Comme un ours (de Ceausescu) en cage : au crépuscule d’une dictature aussi absurde que révoltante, 7 anonymes se demandent à quelle sauce ils seront mangés

« Tout le monde voulait être à notre place à l’époque. Aujourd’hui, ce n’est plus le cas pour personne. », telle était la confession du parachutiste Ionel Boyeru au Guardian, en 2014, au moment de revenir sur la mort, par condamnation à être fusillé, du dictateur Nicolae Ceausescu et sa femme. Ils étaient trois en guise de peloton, mais Ionel est sûr que ce sont ses balles qui sont parties et ont fait le travail. Le mystère perdure pour la cause, alors que la médiatisation extrêmes des corps sans vie, des têtes sans âme de Nicolae et Elena Ceausescu continue d’interroger. Dans l’Ours de Ceausescu – l’animal était apparemment une des proies fétiches du dictateur et ses sbires -, Aurélien Ducoudray s’associe à Gaël Henry et Paul Bona pour revenir, de manière chorale, avec des anonymes qui se demandent encore ce qu’ils font là, sur les derniers jours, les dernières heures des tyrans de la Roumanie.

© Ducoudray/Henry

Résumé de l’éditeur : Que peuvent bien avoir en commun une petite fille à qui l’on confisque sa barrette, un étudiant qui manque de vocabulaire, un écrivain primé dont la machine à écrire n’en fait qu’à sa tête, une femme de ménage qui essaie les chaussures de sa patronne ou un flic qui aime les cigarettes américaines ?

© Ducoudray/Henry/Bona chez Steinkis

Alors que le T’Zée de Apollo et Brüno est dans toutes les mémoires et que le Turc Ersin Karabulut tire vers le fantastique surréaliste sa vision de son pays, voilà un nouvel album, entre les deux précités, consacré de près et de loin à une dictature. De près parce que certains faits présentés ici sont véridiques, de loin parce que d’autres sont pure fiction. Encore que, nul doute que parmi les personnages mis en scène ici, à l’heure cruciale de l’interrogatoire, certains anonymes ayant réellement existé aient pu leur ressembler. Car ce sont des vivants, des gens qui tentent de survivre, un peu libres, comme vous et moi. Chacun avec ses excentricités et ses rêves.
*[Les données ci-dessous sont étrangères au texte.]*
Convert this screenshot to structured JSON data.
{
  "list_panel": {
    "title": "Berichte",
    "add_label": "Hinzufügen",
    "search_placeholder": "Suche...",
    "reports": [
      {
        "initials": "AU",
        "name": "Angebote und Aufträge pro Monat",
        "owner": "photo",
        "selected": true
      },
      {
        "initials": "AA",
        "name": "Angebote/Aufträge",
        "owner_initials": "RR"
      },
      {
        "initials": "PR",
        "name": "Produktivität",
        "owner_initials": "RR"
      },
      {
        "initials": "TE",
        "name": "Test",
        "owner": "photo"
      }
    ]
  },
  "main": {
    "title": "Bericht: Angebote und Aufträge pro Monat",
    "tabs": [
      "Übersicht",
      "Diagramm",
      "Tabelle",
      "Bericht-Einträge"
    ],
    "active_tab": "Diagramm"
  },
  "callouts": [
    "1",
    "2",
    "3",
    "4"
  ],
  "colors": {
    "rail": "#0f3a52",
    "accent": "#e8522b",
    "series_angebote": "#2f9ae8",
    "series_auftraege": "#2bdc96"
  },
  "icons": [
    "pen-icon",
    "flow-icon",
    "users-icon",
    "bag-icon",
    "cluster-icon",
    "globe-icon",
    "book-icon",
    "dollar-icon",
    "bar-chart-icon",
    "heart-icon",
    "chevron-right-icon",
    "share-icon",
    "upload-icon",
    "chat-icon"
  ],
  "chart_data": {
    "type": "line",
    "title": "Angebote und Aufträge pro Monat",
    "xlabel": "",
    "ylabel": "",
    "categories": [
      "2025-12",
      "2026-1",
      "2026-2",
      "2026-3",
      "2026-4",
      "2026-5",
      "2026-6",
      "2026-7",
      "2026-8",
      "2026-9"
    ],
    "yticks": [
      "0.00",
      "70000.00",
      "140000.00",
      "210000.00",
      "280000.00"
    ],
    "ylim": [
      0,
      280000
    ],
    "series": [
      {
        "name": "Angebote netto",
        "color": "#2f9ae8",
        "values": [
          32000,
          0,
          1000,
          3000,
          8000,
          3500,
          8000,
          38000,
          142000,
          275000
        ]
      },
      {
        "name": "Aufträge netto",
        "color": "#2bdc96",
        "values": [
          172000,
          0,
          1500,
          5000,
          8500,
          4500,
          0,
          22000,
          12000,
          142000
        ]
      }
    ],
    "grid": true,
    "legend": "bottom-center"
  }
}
© Ducoudray/Henry/Bona chez Steinkis

Toujours est-il que par enlèvement ou par convocation à un entretien (pour voir s’ils sont bons citoyens, imagine-t-on), par un geste qui les trahis ou une tentation trop grande qui les met en défaut : les sept inconnus se retrouvent dans l’antichambre d’… ils ne savent pas trop quoi! Mais sans doute les enverra-t-on en prison ou à la mort pour non-respect de la grandeur et des bienfaits du régime roumain, quand bien même despotique.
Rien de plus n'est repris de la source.